Haudenosaunee law, Paul Delaronde. Paul Delaronde has testified on Haudenosaunee

land claim issues in courts in the following jurisdictions: Ontario, Quebec, The United

States of America. He has also been deemed an expert by an Ontario court. lt is

fundamental to the non-parties that the rights of the people are not trampled upon by

determinations outside of Haudenosaunee law.
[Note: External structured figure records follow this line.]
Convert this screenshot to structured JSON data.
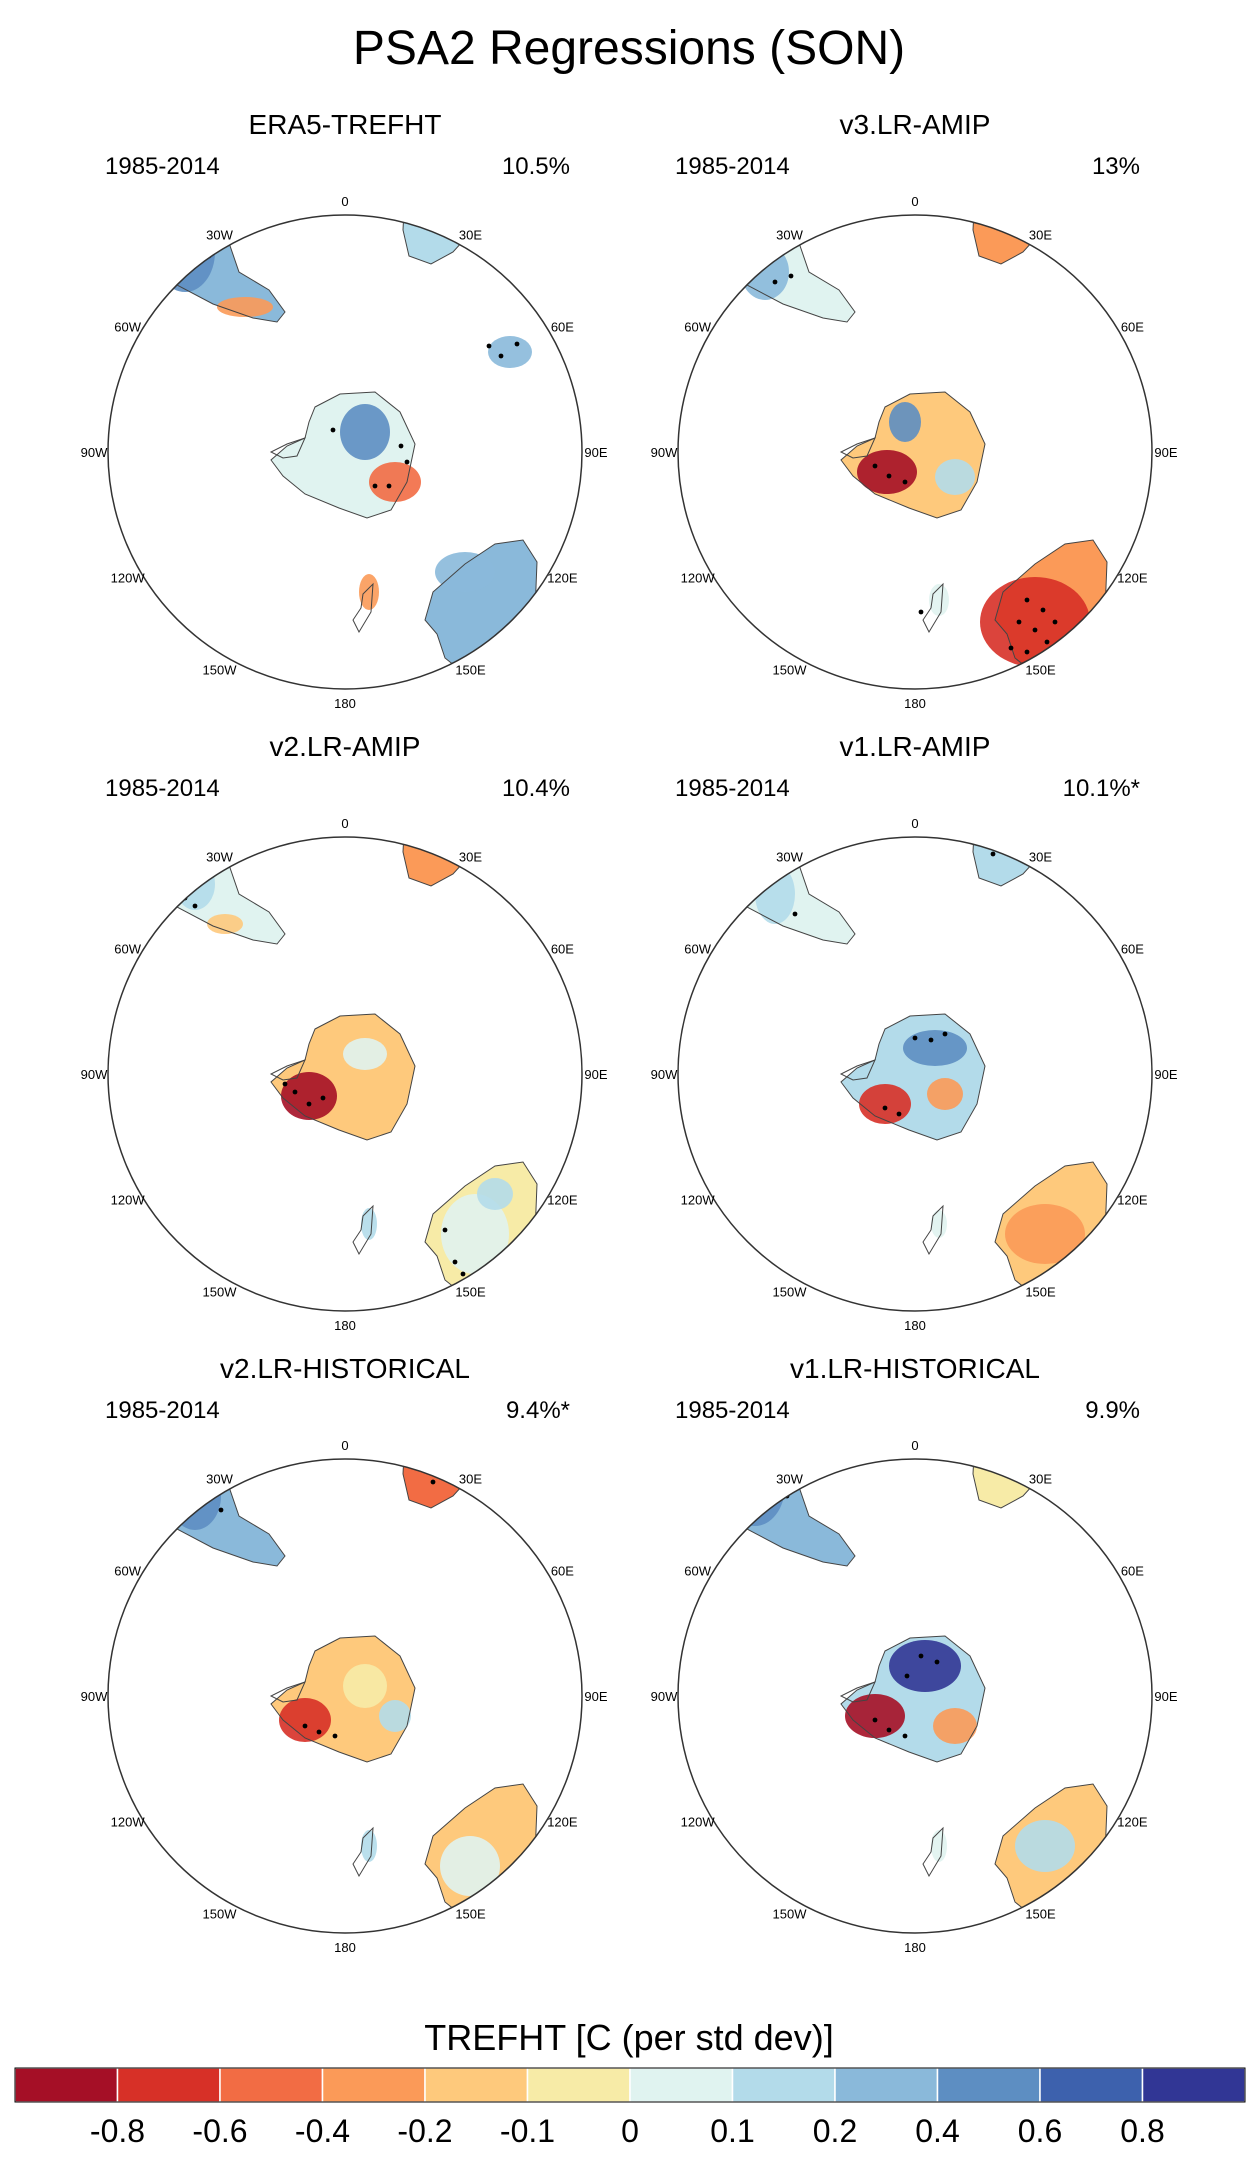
{
  "figure": {
    "title": "PSA2 Regressions (SON)"
  },
  "panels": [
    {
      "title": "ERA5-TREFHT",
      "period": "1985-2014",
      "variance": "10.5%"
    },
    {
      "title": "v3.LR-AMIP",
      "period": "1985-2014",
      "variance": "13%"
    },
    {
      "title": "v2.LR-AMIP",
      "period": "1985-2014",
      "variance": "10.4%"
    },
    {
      "title": "v1.LR-AMIP",
      "period": "1985-2014",
      "variance": "10.1%*"
    },
    {
      "title": "v2.LR-HISTORICAL",
      "period": "1985-2014",
      "variance": "9.4%*"
    },
    {
      "title": "v1.LR-HISTORICAL",
      "period": "1985-2014",
      "variance": "9.9%"
    }
  ],
  "map_labels": [
    "0",
    "30E",
    "60E",
    "90E",
    "120E",
    "150E",
    "180",
    "150W",
    "120W",
    "90W",
    "60W",
    "30W"
  ],
  "colorbar": {
    "title": "TREFHT [C (per std dev)]",
    "colors": [
      "#a50f26",
      "#d73027",
      "#f26c44",
      "#fb9a58",
      "#fec97c",
      "#f7eba7",
      "#e0f3f0",
      "#b3dbea",
      "#8ab9da",
      "#5d8ec2",
      "#3d61ad",
      "#313695"
    ],
    "tick_labels": [
      "-0.8",
      "-0.6",
      "-0.4",
      "-0.2",
      "-0.1",
      "0",
      "0.1",
      "0.2",
      "0.4",
      "0.6",
      "0.8"
    ]
  }
}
Haudenosaunee law provides:

  • The Haudenosaunee People must be consulted on matters such as the

delegation of authority involving land claims.

  • Delaronde suggests that the proper course of action would be to put a delegation

together to present to the people in all of the territories.

  • This delegation should travel and make arrangements with each group, meeting

with both the men and especially the women as the women hold the land and

nothing can be done without their consultation.

  • When the people as a whole, both men and women, have expressed they

understand the issue at hand, then the HCCC has authority to make a decision.

  • Following consultation with the people, they should have moved forward to

contact the Governor General as a representative of the Crown to remind them of

their pledge, to honour the Silver Covenant Chain, and that Canada has no

authority over Haudenosaunee land or its people.

  • What the HDI has done in consulting a small circle of chiefs and HCCC

representatives have failed to involve the Haudenosaunee people as a whole and

acquire their approval.

  • This circle, including the secretary of the HCC and the members claimed by

Doolittle to have attended the April 2, 2022, Zoom Conference, has no authority

to delegate representation to the HDI as they do not and cannot represent the

whole of the Haudenosaunee people.

  • Many representatives of different groups that make up the Haudenosaunee

Confederacy were not consulted through this process.

  • These non-parties do not believe the proper notice was given to the people who are the rightful inheritors of the land in question.